Art Nouveau Frame - ... Nouveau showcase. Abstracts, geometrics, animals, plants, people--especially sensuous female figures--have myriad design uses. Invaluable for artists, illustrators, advertisers, craftsmen. 514 black-and-white illustrations. Antique Art Collectible - Antique Art Collectible Dover Merian's Antique Botanical Prints CD-ROM and Book Merian's Antique Botanical Prints CD-ROM and Book From a beautiful 17th-century botanical publication--all 153 images of insects antique art collectible and plants by an artist renowned for her scientific eye antique art collectible and precise detail. The engravings of roses, lilies, carnations, antique art ...

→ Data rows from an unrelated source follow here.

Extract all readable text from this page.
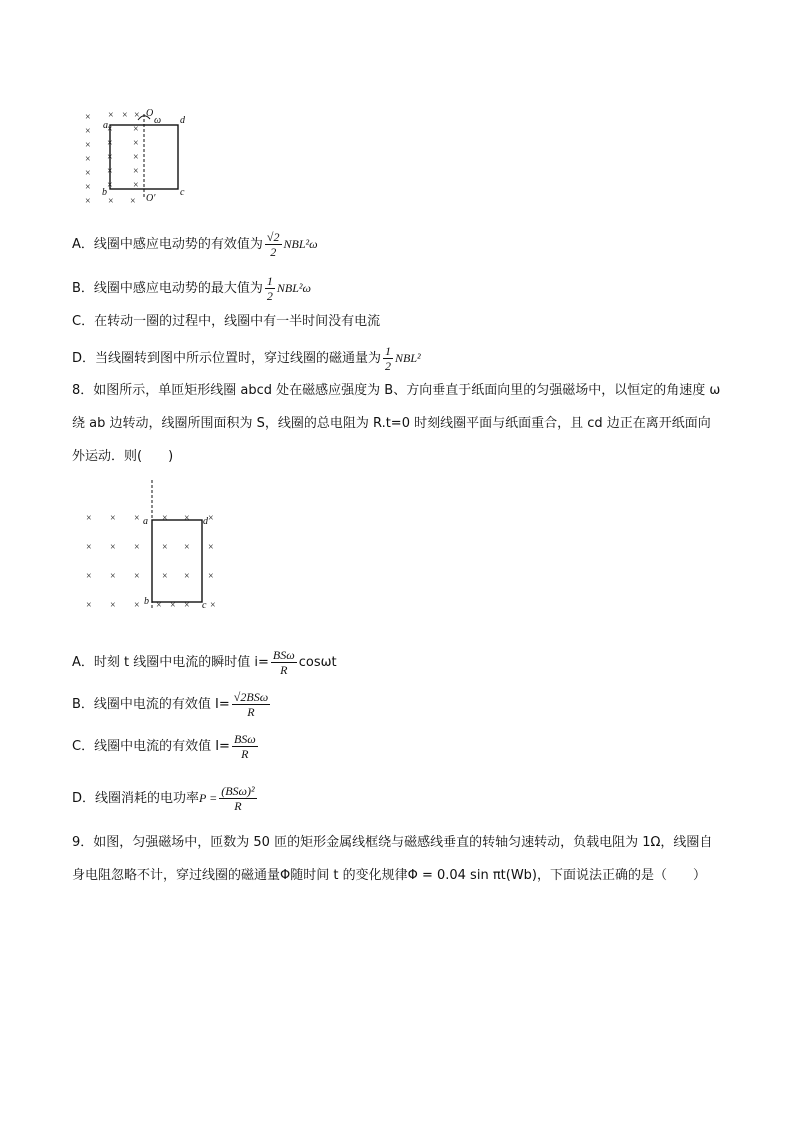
×
×
×
×
×
×
×
× × ×
×
×
×
×
×
×
×
×
×
×
× ×
a
b	c
d
O
ω
O′
A．线圈中感应电动势的有效值为 $\frac{√2}{2} NBL^2\omega$
B．线圈中感应电动势的最大值为 $\frac{1}{2} NBL^2\omega$
C．在转动一圈的过程中，线圈中有一半时间没有电流
D．当线圈转到图中所示位置时，穿过线圈的磁通量为 $\frac{1}{2} NBL^2$
8．如图所示，单匝矩形线圈 abcd 处在磁感应强度为 B、方向垂直于纸面向里的匀强磁场中，以恒定的角速度 ω绕 ab 边转动，线圈所围面积为 S，线圈的总电阻为 R.t=0 时刻线圈平面与纸面重合，且 cd 边正在离开纸面向外运动．则(　　)
× × × × × ×
× × × × × ×
× × × × × ×
× × × × × × ×
a	d
b	c
A．时刻 t 线圈中电流的瞬时值 $i= \frac{\text{BSω}}{R}$ cosωt
B．线圈中电流的有效值 $I= \frac{\text{√2BSω}}{R}$
C．线圈中电流的有效值 $I= \frac{\text{BSω}}{R}$
D．线圈消耗的电功率$P = \frac{\text{(BSω)²}}{R}$
9．如图，匀强磁场中，匝数为 50 匝的矩形金属线框绕与磁感线垂直的转轴匀速转动，负载电阻为 1Ω，线圈自身电阻忽略不计，穿过线圈的磁通量Φ随时间 t 的变化规律Φ = 0.04 sin πt(Wb)，下面说法正确的是（　　）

Art Nouveau Frame - ... Nouveau showcase. Abstracts, geometrics, animals, plants, people--especially sensuous female figures--have myriad design uses. Invaluable for artists, illustrators, advertisers, craftsmen. 514 black-and-white illustrations. Antique Art Collectible - Antique Art Collectible Dover Merian's Antique Botanical Prints CD-ROM and Book Merian's Antique Botanical Prints CD-ROM and Book From a beautiful 17th-century botanical publication--all 153 images of insects antique art collectible and plants by an artist renowned for her scientific eye antique art collectible and precise detail. The engravings of roses, lilies, carnations, antique art ...

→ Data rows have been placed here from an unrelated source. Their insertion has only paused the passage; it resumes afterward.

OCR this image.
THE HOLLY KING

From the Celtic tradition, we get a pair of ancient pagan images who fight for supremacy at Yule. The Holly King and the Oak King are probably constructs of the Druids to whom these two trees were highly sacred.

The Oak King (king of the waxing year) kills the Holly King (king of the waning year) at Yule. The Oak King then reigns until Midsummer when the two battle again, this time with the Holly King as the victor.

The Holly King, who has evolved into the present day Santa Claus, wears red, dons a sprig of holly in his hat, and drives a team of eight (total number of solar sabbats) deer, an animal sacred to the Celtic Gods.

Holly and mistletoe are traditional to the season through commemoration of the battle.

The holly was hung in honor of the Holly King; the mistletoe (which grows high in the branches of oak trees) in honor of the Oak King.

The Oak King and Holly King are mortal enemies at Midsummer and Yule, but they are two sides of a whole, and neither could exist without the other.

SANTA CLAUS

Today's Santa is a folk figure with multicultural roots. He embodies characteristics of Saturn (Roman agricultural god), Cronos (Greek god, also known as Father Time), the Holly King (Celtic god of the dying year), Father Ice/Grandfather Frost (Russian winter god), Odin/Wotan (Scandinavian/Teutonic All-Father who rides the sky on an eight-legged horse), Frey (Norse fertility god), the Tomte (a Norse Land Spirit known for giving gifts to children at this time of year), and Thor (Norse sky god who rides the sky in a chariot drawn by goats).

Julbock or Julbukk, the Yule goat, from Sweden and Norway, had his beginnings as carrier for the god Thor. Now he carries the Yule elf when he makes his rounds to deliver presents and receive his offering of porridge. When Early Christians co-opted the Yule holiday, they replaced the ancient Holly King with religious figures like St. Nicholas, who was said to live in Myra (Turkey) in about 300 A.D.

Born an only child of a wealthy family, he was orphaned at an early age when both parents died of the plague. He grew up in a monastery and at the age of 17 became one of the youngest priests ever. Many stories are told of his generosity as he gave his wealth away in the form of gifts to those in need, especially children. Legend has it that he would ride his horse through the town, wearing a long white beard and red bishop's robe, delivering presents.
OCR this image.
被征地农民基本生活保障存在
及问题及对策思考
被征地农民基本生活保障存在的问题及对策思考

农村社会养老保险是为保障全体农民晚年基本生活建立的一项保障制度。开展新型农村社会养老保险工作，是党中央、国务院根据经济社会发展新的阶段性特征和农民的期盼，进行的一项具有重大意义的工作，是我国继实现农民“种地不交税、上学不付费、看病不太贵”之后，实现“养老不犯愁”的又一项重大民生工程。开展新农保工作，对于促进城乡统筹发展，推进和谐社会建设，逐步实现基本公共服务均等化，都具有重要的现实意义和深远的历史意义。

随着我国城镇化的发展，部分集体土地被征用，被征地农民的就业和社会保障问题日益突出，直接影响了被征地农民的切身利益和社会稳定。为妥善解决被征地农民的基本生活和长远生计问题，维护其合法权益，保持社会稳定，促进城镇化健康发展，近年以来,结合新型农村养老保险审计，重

Ever of offering (He funny at the time a frequent marijuana user, experimented with LSD, taking the drug with such impunity that he was eventually hospitalized. In the 1990s, Sim became an outspoken advocate of creators' rights in comics, and used the editorial pages of Cerebus to promote self-publishing and greater artist activism. Not long after, Sim became known for traveling to conventions and store signings in limousines (he spent $25,000 in limo service during his 1992 signing tour), and renting lavish suites at conventions at which he'd throw huge parties. Now complete, it marks the longest-running comic book in almost every conceivable way. (He was also, around this time, reportedly diagnosed with borderline schizophrenia.) Inspired in some ways by the Steve Gerber character Howard the Duck, the earliest issues of Cerebus took the form of a parody of Conan the Barbarian and its genre. History of the High Society segued the narrative into a complex political satire and drama. When Sim published the first Cerebus "phone book", a paperback collection of the fictional city-state of Iest, Pope (in the mammoth Church and State saga), and renegade. It was this incident that Sim claims led to the inspiration to produce Cerebus for 300 issues and 6,000 pages, through March 2004. He is an extremely morally ambiguous character, at times sympathetic, at others almost unpalatably callous. In 1979, Sim, who was at the time a frequent marijuana user, experimented with LSD, taking the drug with such impunity that he was eventually hospitalized. In the 1990s, book guest historian.